Beginning 18 months after closing, the Company may cause a mandatory conversion of the Series
D preferred stock if there is a currently effective resale registration statement and the closing
price of the Companys common stock for the preceding 20-trading day period has been at least 200%
of the conversion price and the average daily trading volume for such period has been at least
100,000 shares.
The preferred shares and warrants are subject to a full ratchet anti-dilution adjustment
during the initial two-year period following closing in the event, with certain customary
exceptions, that the Company issues additional equity securities at a lower per share price, and
thereafter are subject to a weighted average anti-dilution adjustment in such circumstances.
The Company intends to seek before July 2008 such stockholder approval as may be required
under NASDAQ Capital Market rules for the issuance of underlying common shares upon conversion or
exercise, to the extent any such anti-dilution adjustments could cause the issuance of in excess of
19.99% of the currently outstanding number of shares of the Companys common stock at a price below
the prevailing price on the date of original issuance. The Company has undertaken not to make any
issuances of securities that would cause an anti-dilution adjustment to the Series D preferred
stock or warrants unless such stockholder approval has been first obtained. The preferred share
designation and the warrants contain blocker provisions prohibiting the conversion of the
preferred shares or the exercise of the warrants if as a result an investor or its affiliates
would beneficially own in excess of 4.99% of the Companys outstanding common stock. The blocker
provision may be waived by the investor upon 61 days prior written notice.

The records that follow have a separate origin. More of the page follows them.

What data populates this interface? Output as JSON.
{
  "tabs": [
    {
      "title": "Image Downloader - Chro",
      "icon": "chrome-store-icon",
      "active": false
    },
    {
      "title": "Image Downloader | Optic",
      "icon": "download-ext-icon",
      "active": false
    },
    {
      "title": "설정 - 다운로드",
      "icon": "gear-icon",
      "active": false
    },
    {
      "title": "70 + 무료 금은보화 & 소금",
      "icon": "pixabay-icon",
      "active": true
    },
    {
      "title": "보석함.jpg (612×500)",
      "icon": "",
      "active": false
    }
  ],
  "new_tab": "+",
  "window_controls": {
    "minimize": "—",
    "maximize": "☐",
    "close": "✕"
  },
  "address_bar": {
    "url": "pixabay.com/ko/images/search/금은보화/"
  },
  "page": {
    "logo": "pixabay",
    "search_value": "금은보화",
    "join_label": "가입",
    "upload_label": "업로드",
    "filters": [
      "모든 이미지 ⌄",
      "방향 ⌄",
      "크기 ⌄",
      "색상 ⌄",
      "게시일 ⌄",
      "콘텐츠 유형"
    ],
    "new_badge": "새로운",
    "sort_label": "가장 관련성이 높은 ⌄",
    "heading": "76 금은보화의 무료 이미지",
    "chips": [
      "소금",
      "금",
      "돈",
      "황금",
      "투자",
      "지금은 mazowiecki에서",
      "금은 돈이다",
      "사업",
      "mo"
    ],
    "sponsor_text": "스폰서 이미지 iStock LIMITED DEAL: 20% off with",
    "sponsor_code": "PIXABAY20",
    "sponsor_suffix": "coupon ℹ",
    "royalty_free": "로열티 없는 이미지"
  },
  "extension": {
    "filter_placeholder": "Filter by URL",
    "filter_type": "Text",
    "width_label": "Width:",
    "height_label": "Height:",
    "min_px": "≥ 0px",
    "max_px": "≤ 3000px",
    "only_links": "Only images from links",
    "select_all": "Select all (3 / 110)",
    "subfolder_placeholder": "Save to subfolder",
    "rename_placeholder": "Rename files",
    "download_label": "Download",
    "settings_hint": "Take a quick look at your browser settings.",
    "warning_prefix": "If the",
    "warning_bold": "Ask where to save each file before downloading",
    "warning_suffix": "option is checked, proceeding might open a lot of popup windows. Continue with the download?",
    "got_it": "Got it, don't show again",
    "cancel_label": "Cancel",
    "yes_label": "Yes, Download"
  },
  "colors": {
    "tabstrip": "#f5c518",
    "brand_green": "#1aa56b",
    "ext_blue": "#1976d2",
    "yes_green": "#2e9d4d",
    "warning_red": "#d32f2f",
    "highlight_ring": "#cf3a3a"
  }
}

In the event of certain mergers, consolidations or other business combinations to which the
Company is a party, the holders of the Series D preferred stock will be entitled at their option
to have such preferred stock redeemed at 100% of its stated value plus accrued dividends. In the
event of certain specified triggering events such as a lapse of the registration statement,
suspension of its listing, deregistration under the Exchange Act, completion of a going private
transaction, failure to comply with certain conversion procedures and timing, or breaches of the
Companys representations , covenants and other obligations to the investors, the holders of the
Series D preferred stock will be entitled at their option to have such preferred stock redeemed at
120% of the stated value plus accrued dividends. In the event holders elect such a redemption in
the case of a major transaction or triggering event, the Company has the option to make the
redemption payment in either cash or stock, valued at the lesser of the conversion price or the
then-current 30-day volume-weighted average price of the common stock. Also in the event of such a
merger, consolidation or business combination, the Company will have the option to redeem the
Series D preferred stock at an amount equal to the liquidation preference plus any accrued and
unpaid dividends and liquidated damages, if any.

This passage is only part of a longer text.